Dendias noted that the preservation and promotion of its cultural heritage is of great importance for Greece, while noting that “the monuments of Greek culture are scattered in various countries, in the Mediterranean, in the Middle East, but also in the depths of Asia.”
“Unfortunately, this legacy is under constant threat,” he said, “Including, of course, from countries like Turkey, which is violating fundamental UNESCO rules and turning monuments, such as Hagia Sophia and the Monastery of Chora, into mosques.”
The foreign minister pointed out that the goal is “to make every effort to protect this heritage” and “in this context we have talked with various international organisations, starting with UNESCO. At the same time, we raise this issue, both bilaterally and multilaterally.”
Dendias underlined that “we have an obligation to highlight our cultural heritage, including through its promotion to the largest possible audience,” and digital technology is a vehicle for this effort.
UNESCO has issued guidelines for the implementation of principles and rules in the digital environment.

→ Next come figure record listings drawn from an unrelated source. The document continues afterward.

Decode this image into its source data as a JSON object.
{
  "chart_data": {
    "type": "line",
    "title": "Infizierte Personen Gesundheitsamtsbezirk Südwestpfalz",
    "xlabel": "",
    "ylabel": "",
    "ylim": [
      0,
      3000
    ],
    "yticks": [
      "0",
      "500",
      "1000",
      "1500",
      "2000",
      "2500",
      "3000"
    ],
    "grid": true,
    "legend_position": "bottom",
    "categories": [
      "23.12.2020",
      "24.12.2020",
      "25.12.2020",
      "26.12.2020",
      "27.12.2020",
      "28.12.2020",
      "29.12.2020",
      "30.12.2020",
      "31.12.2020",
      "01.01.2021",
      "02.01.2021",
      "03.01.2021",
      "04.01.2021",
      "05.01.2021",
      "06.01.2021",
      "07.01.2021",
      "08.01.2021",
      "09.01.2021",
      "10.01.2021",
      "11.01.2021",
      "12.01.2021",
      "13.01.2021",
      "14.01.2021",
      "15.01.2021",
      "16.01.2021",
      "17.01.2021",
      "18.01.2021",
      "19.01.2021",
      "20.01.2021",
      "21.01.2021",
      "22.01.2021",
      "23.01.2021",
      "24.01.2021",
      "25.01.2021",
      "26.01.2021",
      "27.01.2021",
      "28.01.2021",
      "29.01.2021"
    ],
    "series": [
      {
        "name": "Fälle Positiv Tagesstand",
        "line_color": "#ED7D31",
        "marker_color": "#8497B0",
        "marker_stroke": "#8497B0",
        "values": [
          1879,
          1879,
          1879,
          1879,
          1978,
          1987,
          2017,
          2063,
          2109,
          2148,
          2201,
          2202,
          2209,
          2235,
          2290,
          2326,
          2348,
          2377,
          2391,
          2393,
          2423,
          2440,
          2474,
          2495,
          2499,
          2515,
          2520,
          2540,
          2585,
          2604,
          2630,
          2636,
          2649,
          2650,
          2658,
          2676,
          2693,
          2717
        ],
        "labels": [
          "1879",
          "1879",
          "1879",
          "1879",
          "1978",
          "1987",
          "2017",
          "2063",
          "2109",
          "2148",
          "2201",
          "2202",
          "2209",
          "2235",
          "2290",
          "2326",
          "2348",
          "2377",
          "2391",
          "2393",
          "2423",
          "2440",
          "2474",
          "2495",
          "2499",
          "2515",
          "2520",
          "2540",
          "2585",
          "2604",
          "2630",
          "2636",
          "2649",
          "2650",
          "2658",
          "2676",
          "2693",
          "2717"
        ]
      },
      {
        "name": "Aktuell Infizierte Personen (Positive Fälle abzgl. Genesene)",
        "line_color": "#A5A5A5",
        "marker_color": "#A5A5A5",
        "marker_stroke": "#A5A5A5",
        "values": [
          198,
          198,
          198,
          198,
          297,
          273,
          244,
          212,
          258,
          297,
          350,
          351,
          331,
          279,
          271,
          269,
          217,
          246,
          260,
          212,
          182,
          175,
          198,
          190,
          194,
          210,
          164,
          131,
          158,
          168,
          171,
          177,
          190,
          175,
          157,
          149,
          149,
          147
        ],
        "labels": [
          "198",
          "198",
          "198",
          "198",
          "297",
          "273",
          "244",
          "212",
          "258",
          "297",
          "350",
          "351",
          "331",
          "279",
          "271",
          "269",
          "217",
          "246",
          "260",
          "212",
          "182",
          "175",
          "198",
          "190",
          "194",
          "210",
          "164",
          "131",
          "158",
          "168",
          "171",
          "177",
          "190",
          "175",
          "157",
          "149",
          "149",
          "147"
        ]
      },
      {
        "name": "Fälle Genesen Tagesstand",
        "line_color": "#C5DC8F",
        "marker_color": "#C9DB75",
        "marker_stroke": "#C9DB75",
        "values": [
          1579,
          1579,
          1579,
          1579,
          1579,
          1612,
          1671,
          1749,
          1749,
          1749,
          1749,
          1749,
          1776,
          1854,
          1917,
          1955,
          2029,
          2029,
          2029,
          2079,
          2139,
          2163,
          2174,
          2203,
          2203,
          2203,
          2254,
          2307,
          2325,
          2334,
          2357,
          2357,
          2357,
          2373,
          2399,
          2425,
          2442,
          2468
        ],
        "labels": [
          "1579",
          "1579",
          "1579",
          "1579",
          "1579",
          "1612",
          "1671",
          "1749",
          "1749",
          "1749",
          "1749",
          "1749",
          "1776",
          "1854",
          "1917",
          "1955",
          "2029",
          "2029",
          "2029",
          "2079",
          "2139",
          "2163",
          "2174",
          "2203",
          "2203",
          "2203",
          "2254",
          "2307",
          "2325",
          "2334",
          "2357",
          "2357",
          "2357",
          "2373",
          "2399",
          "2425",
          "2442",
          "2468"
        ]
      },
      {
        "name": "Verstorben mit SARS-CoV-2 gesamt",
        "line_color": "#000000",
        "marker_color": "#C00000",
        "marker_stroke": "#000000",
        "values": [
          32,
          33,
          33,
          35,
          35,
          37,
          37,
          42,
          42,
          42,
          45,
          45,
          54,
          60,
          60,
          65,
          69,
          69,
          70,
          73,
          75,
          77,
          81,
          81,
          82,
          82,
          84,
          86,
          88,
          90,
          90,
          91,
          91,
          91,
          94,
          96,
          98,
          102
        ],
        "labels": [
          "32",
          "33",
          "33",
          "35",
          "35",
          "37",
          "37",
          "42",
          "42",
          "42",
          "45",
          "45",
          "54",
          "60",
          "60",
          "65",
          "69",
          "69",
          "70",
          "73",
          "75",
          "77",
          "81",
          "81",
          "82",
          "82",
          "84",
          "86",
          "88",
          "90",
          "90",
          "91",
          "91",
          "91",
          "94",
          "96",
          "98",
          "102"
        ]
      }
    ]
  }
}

“It is necessary and at the same time useful for Greece to fully and dynamically enter the era of ‘digital culture'”, he noted, adding that “responding to the new reality, the foreign ministry, from the first moment, showed readiness to use the opportunities created by new means of digitalisation” and referred to the organisation of numerous online events during the pandemic.
“This effort should continue unabated, in every direction,” Dendias stressed and concluded: “I am sure that the exchange of views and the emergence of actions, will contribute to making Greece a reference point in this area.”